The Doctoral Fellows program with the Cook Center offers a distinct platform for aspiring doctoral scholars across academic institutions to deepen their expertise, collaborate on groundbreaking projects, and contribute significantly to social equity research.
Current and Former Doctoral Scholars
Arko Dasgupta
Arko Dasgupta is a PhD candidate in history at Carnegie Mellon University and an Associate in Research in the Samuel DuBois Cook Center on Social Equity. His research interests include empire, race, Modern India, early Indian immigration in the United States, and the Civil Rights Movement. He is currently working on his dissertation titled The Colour of Anticolonialism: Locating Antiracism in the Indian Freedom Struggle, 1893-1964. He is a Prafulla C Mukerji Fellow and a Kedia-Tayur Fellow in South Asian American History at Carnegie Mellon University.

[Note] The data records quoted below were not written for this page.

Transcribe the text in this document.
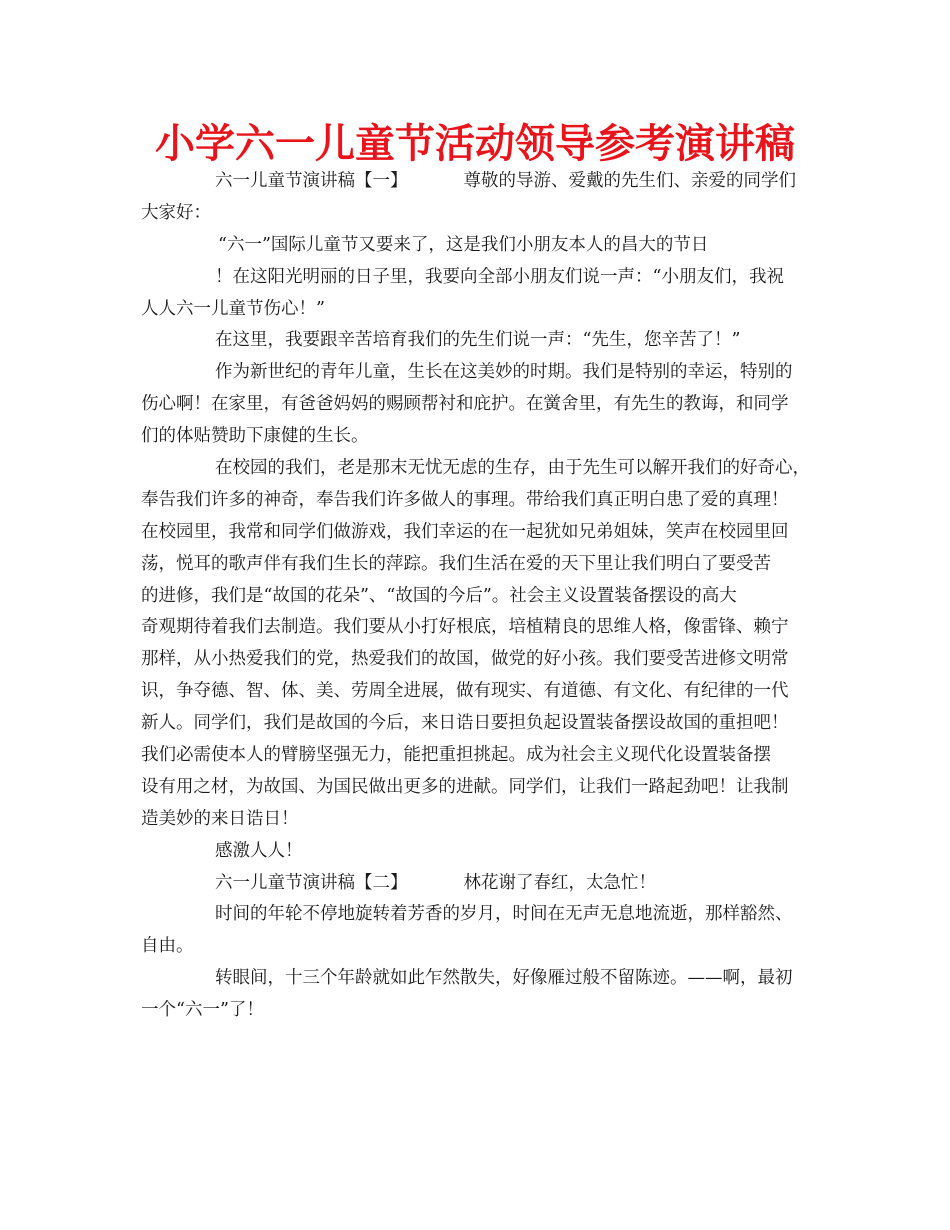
小学六一儿童节活动领导参考演讲稿
六一儿童节演讲稿【一】	尊敬的导游、爱戴的先生们、亲爱的同学们
大家好：
“六一”国际儿童节又要来了，这是我们小朋友本人的昌大的节日
！在这阳光明丽的日子里，我要向全部小朋友们说一声：“小朋友们，我祝
人人六一儿童节伤心！”
在这里，我要跟辛苦培育我们的先生们说一声：“先生，您辛苦了！”
作为新世纪的青年儿童，生长在这美妙的时期。我们是特别的幸运，特别的
伤心啊！在家里，有爸爸妈妈的赐顾帮衬和庇护。在黉舍里，有先生的教诲，和同学
们的体贴赞助下康健的生长。
在校园的我们，老是那末无忧无虑的生存，由于先生可以解开我们的好奇心，
奉告我们许多的神奇，奉告我们许多做人的事理。带给我们真正明白患了爱的真理！
在校园里，我常和同学们做游戏，我们幸运的在一起犹如兄弟姐妹，笑声在校园里回
荡，悦耳的歌声伴有我们生长的萍踪。我们生活在爱的天下里让我们明白了要受苦
的进修，我们是“故国的花朵”、“故国的今后”。社会主义设置装备摆设的高大
奇观期待着我们去制造。我们要从小打好根底，培植精良的思维人格，像雷锋、赖宁
那样，从小热爱我们的党，热爱我们的故国，做党的好小孩。我们要受苦进修文明常
识，争夺德、智、体、美、劳周全进展，做有现实、有道德、有文化、有纪律的一代
新人。同学们，我们是故国的今后，来日诰日要担负起设置装备摆设故国的重担吧！
我们必需使本人的臂膀坚强无力，能把重担挑起。成为社会主义现代化设置装备摆
设有用之材，为故国、为国民做出更多的进献。同学们，让我们一路起劲吧！让我制
造美妙的来日诰日！
感激人人！
六一儿童节演讲稿【二】	林花谢了春红，太急忙！
时间的年轮不停地旋转着芳香的岁月，时间在无声无息地流逝，那样豁然、
自由。
转眼间，十三个年龄就如此乍然散失，好像雁过般不留陈迹。——啊，最初
一个“六一”了！
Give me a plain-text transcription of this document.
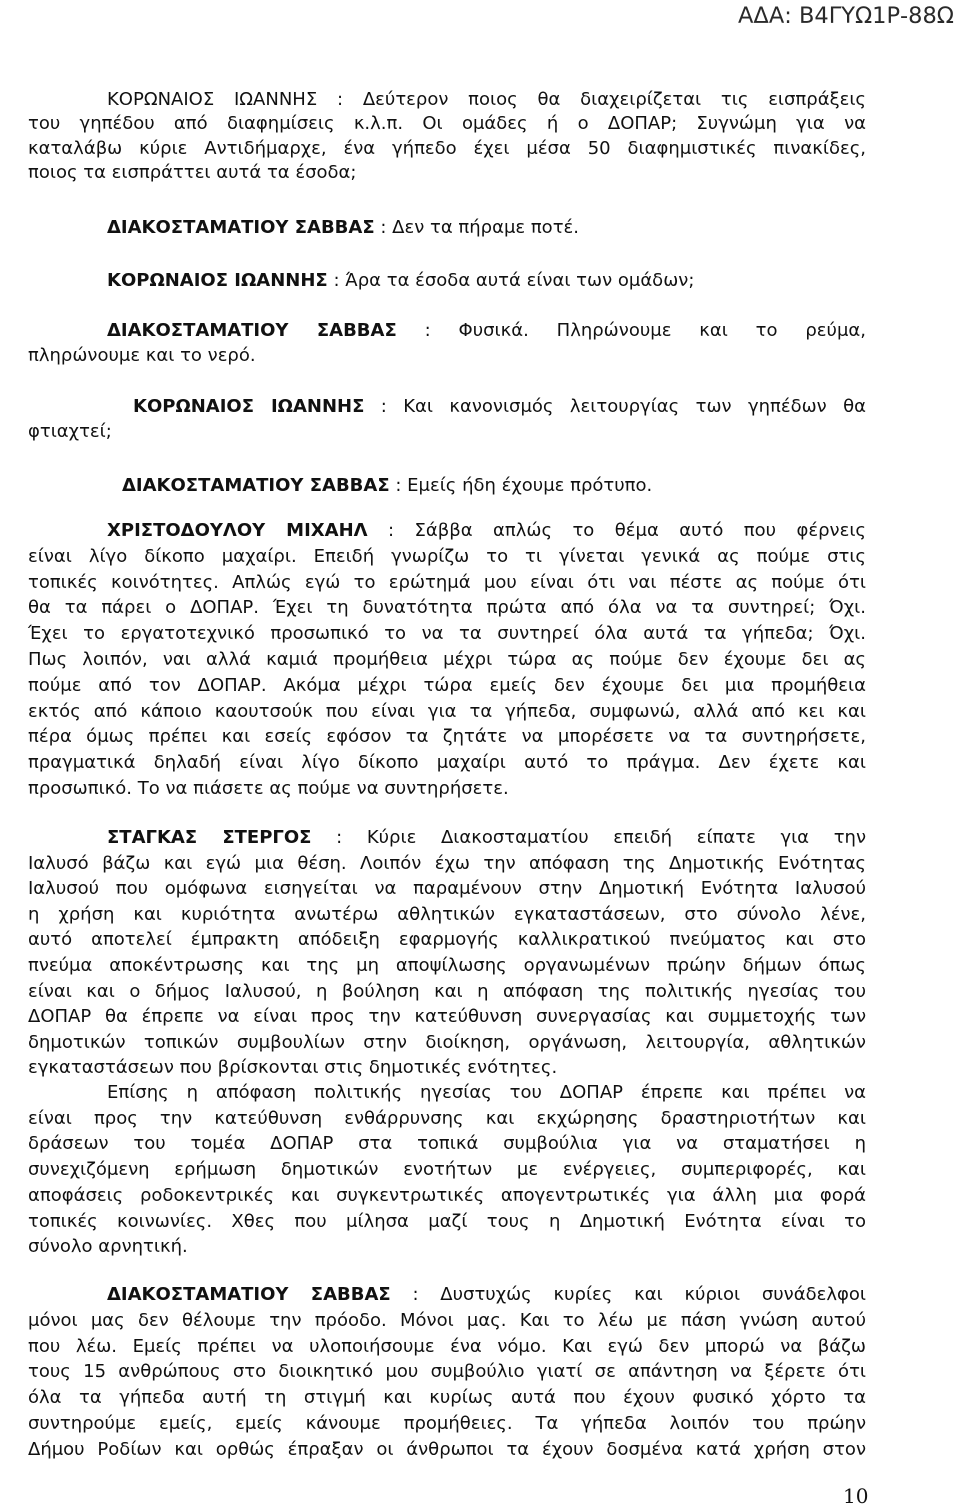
ΑΔΑ: Β4ΓΥΩ1Ρ-88Ω
ΚΟΡΩΝΑΙΟΣ ΙΩΑΝΝΗΣ : Δεύτερον ποιος θα διαχειρίζεται τις εισπράξεις
του γηπέδου από διαφημίσεις κ.λ.π. Οι ομάδες ή ο ΔΟΠΑΡ; Συγνώμη για να
καταλάβω κύριε Αντιδήμαρχε, ένα γήπεδο έχει μέσα 50 διαφημιστικές πινακίδες,
ποιος τα εισπράττει αυτά τα έσοδα;
ΔΙΑΚΟΣΤΑΜΑΤΙΟΥ ΣΑΒΒΑΣ : Δεν τα πήραμε ποτέ.
ΚΟΡΩΝΑΙΟΣ ΙΩΑΝΝΗΣ : Άρα τα έσοδα αυτά είναι των ομάδων;
ΔΙΑΚΟΣΤΑΜΑΤΙΟΥ ΣΑΒΒΑΣ : Φυσικά. Πληρώνουμε και το ρεύμα,
πληρώνουμε και το νερό.
ΚΟΡΩΝΑΙΟΣ ΙΩΑΝΝΗΣ : Και κανονισμός λειτουργίας των γηπέδων θα
φτιαχτεί;
ΔΙΑΚΟΣΤΑΜΑΤΙΟΥ ΣΑΒΒΑΣ : Εμείς ήδη έχουμε πρότυπο.
ΧΡΙΣΤΟΔΟΥΛΟΥ ΜΙΧΑΗΛ : Σάββα απλώς το θέμα αυτό που φέρνεις
είναι λίγο δίκοπο μαχαίρι. Επειδή γνωρίζω το τι γίνεται γενικά ας πούμε στις
τοπικές κοινότητες. Απλώς εγώ το ερώτημά μου είναι ότι ναι πέστε ας πούμε ότι
θα τα πάρει ο ΔΟΠΑΡ. Έχει τη δυνατότητα πρώτα από όλα να τα συντηρεί; Όχι.
Έχει το εργατοτεχνικό προσωπικό το να τα συντηρεί όλα αυτά τα γήπεδα; Όχι.
Πως λοιπόν, ναι αλλά καμιά προμήθεια μέχρι τώρα ας πούμε δεν έχουμε δει ας
πούμε από τον ΔΟΠΑΡ. Ακόμα μέχρι τώρα εμείς δεν έχουμε δει μια προμήθεια
εκτός από κάποιο καουτσούκ που είναι για τα γήπεδα, συμφωνώ, αλλά από κει και
πέρα όμως πρέπει και εσείς εφόσον τα ζητάτε να μπορέσετε να τα συντηρήσετε,
πραγματικά δηλαδή είναι λίγο δίκοπο μαχαίρι αυτό το πράγμα. Δεν έχετε και
προσωπικό. Το να πιάσετε ας πούμε να συντηρήσετε.
ΣΤΑΓΚΑΣ ΣΤΕΡΓΟΣ : Κύριε Διακοσταματίου επειδή είπατε για την
Ιαλυσό βάζω και εγώ μια θέση. Λοιπόν έχω την απόφαση της Δημοτικής Ενότητας
Ιαλυσού που ομόφωνα εισηγείται να παραμένουν στην Δημοτική Ενότητα Ιαλυσού
η χρήση και κυριότητα ανωτέρω αθλητικών εγκαταστάσεων, στο σύνολο λένε,
αυτό αποτελεί έμπρακτη απόδειξη εφαρμογής καλλικρατικού πνεύματος και στο
πνεύμα αποκέντρωσης και της μη αποψίλωσης οργανωμένων πρώην δήμων όπως
είναι και ο δήμος Ιαλυσού, η βούληση και η απόφαση της πολιτικής ηγεσίας του
ΔΟΠΑΡ θα έπρεπε να είναι προς την κατεύθυνση συνεργασίας και συμμετοχής των
δημοτικών τοπικών συμβουλίων στην διοίκηση, οργάνωση, λειτουργία, αθλητικών
εγκαταστάσεων που βρίσκονται στις δημοτικές ενότητες.
Επίσης η απόφαση πολιτικής ηγεσίας του ΔΟΠΑΡ έπρεπε και πρέπει να
είναι προς την κατεύθυνση ενθάρρυνσης και εκχώρησης δραστηριοτήτων και
δράσεων του τομέα ΔΟΠΑΡ στα τοπικά συμβούλια για να σταματήσει η
συνεχιζόμενη ερήμωση δημοτικών ενοτήτων με ενέργειες, συμπεριφορές, και
αποφάσεις ροδοκεντρικές και συγκεντρωτικές απογεντρωτικές για άλλη μια φορά
τοπικές κοινωνίες. Χθες που μίλησα μαζί τους η Δημοτική Ενότητα είναι το
σύνολο αρνητική.
ΔΙΑΚΟΣΤΑΜΑΤΙΟΥ ΣΑΒΒΑΣ : Δυστυχώς κυρίες και κύριοι συνάδελφοι
μόνοι μας δεν θέλουμε την πρόοδο. Μόνοι μας. Και το λέω με πάση γνώση αυτού
που λέω. Εμείς πρέπει να υλοποιήσουμε ένα νόμο. Και εγώ δεν μπορώ να βάζω
τους 15 ανθρώπους στο διοικητικό μου συμβούλιο γιατί σε απάντηση να ξέρετε ότι
όλα τα γήπεδα αυτή τη στιγμή και κυρίως αυτά που έχουν φυσικό χόρτο τα
συντηρούμε εμείς, εμείς κάνουμε προμήθειες. Τα γήπεδα λοιπόν του πρώην
Δήμου Ροδίων και ορθώς έπραξαν οι άνθρωποι τα έχουν δοσμένα κατά χρήση στον
10
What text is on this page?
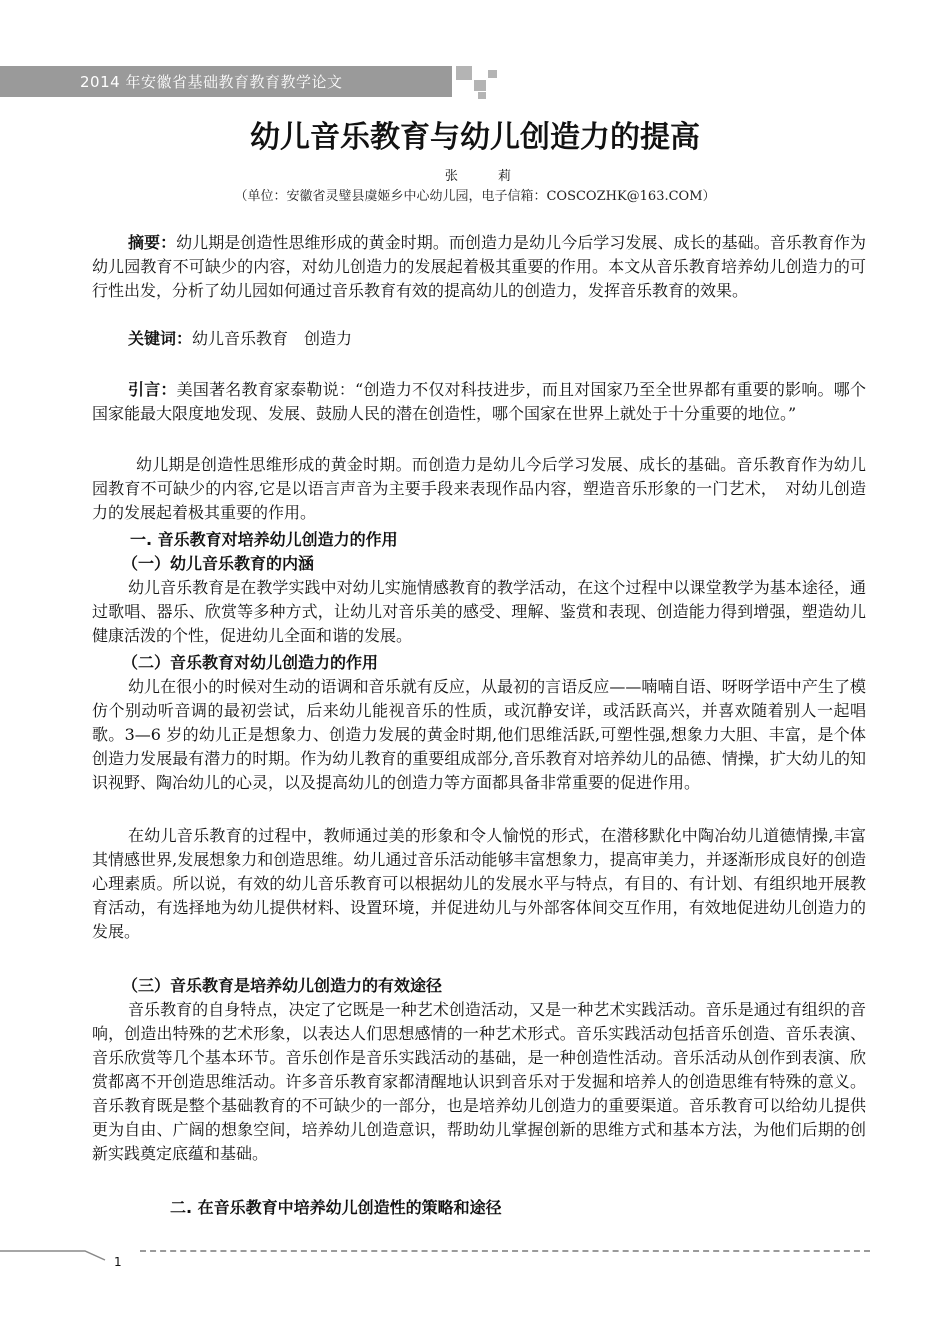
2014 年安徽省基础教育教育教学论文
幼儿音乐教育与幼儿创造力的提高
张 莉
（单位：安徽省灵璧县虞姬乡中心幼儿园，电子信箱：COSCOZHK@163.COM）
摘要：幼儿期是创造性思维形成的黄金时期。而创造力是幼儿今后学习发展、成长的基础。音乐教育作为幼儿园教育不可缺少的内容，对幼儿创造力的发展起着极其重要的作用。本文从音乐教育培养幼儿创造力的可行性出发，分析了幼儿园如何通过音乐教育有效的提高幼儿的创造力，发挥音乐教育的效果。
关键词：幼儿音乐教育　创造力
引言：美国著名教育家泰勒说：“创造力不仅对科技进步，而且对国家乃至全世界都有重要的影响。哪个国家能最大限度地发现、发展、鼓励人民的潜在创造性，哪个国家在世界上就处于十分重要的地位。”
幼儿期是创造性思维形成的黄金时期。而创造力是幼儿今后学习发展、成长的基础。音乐教育作为幼儿园教育不可缺少的内容,它是以语言声音为主要手段来表现作品内容，塑造音乐形象的一门艺术，　对幼儿创造力的发展起着极其重要的作用。
一. 音乐教育对培养幼儿创造力的作用
（一）幼儿音乐教育的内涵
幼儿音乐教育是在教学实践中对幼儿实施情感教育的教学活动，在这个过程中以课堂教学为基本途径，通过歌唱、器乐、欣赏等多种方式，让幼儿对音乐美的感受、理解、鉴赏和表现、创造能力得到增强，塑造幼儿健康活泼的个性，促进幼儿全面和谐的发展。
（二）音乐教育对幼儿创造力的作用
幼儿在很小的时候对生动的语调和音乐就有反应，从最初的言语反应——喃喃自语、呀呀学语中产生了模仿个别动听音调的最初尝试，后来幼儿能视音乐的性质，或沉静安详，或活跃高兴，并喜欢随着别人一起唱歌。3—6 岁的幼儿正是想象力、创造力发展的黄金时期,他们思维活跃,可塑性强,想象力大胆、丰富，是个体创造力发展最有潜力的时期。作为幼儿教育的重要组成部分,音乐教育对培养幼儿的品德、情操，扩大幼儿的知识视野、陶冶幼儿的心灵，以及提高幼儿的创造力等方面都具备非常重要的促进作用。
在幼儿音乐教育的过程中，教师通过美的形象和令人愉悦的形式，在潜移默化中陶冶幼儿道德情操,丰富其情感世界,发展想象力和创造思维。幼儿通过音乐活动能够丰富想象力，提高审美力，并逐渐形成良好的创造心理素质。所以说，有效的幼儿音乐教育可以根据幼儿的发展水平与特点，有目的、有计划、有组织地开展教育活动，有选择地为幼儿提供材料、设置环境，并促进幼儿与外部客体间交互作用，有效地促进幼儿创造力的发展。
（三）音乐教育是培养幼儿创造力的有效途径
音乐教育的自身特点，决定了它既是一种艺术创造活动，又是一种艺术实践活动。音乐是通过有组织的音响，创造出特殊的艺术形象，以表达人们思想感情的一种艺术形式。音乐实践活动包括音乐创造、音乐表演、音乐欣赏等几个基本环节。音乐创作是音乐实践活动的基础，是一种创造性活动。音乐活动从创作到表演、欣赏都离不开创造思维活动。许多音乐教育家都清醒地认识到音乐对于发掘和培养人的创造思维有特殊的意义。音乐教育既是整个基础教育的不可缺少的一部分，也是培养幼儿创造力的重要渠道。音乐教育可以给幼儿提供更为自由、广阔的想象空间，培养幼儿创造意识，帮助幼儿掌握创新的思维方式和基本方法，为他们后期的创新实践奠定底蕴和基础。
二. 在音乐教育中培养幼儿创造性的策略和途径
1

He has an MPhil in International Studies from Jamia Millia Islamia, an MA in Conflict Analysis & Peace Building from Jamia Millia Islamia, and a BA in Economics, Political Science, Sociology from St Joseph’s College, Bangalore. Access Arko’s website here: arkodasgupta.com
Dayea Oh
Dayea Oh is an Assistant Professor of Public Policy at the School of Public Policy at Pepperdine University. Her works commonly study the causal impacts of desirable social changes and policy designs. In one line of work, Oh focuses on gender by studying the impact of women running for office on her competitors’ campaign finances as well as their voting patterns later in Congress. She also studies how newly exporting Chilean firms change their labor structure and gender composition around the time of entry into the export market, given the gender pay gap. In a different research study , she uses a field experiment to find negative behavioral transmission from school to home and home to school among school-aged children in rural Bangladesh. Most recently, Oh is exploring the patterns of campaign donations in the local and state governments. Oh graduated with a BA in economics from Rice University and holds a MA in applied economics from Cornell University. She received a PhD in public policy from Harvard.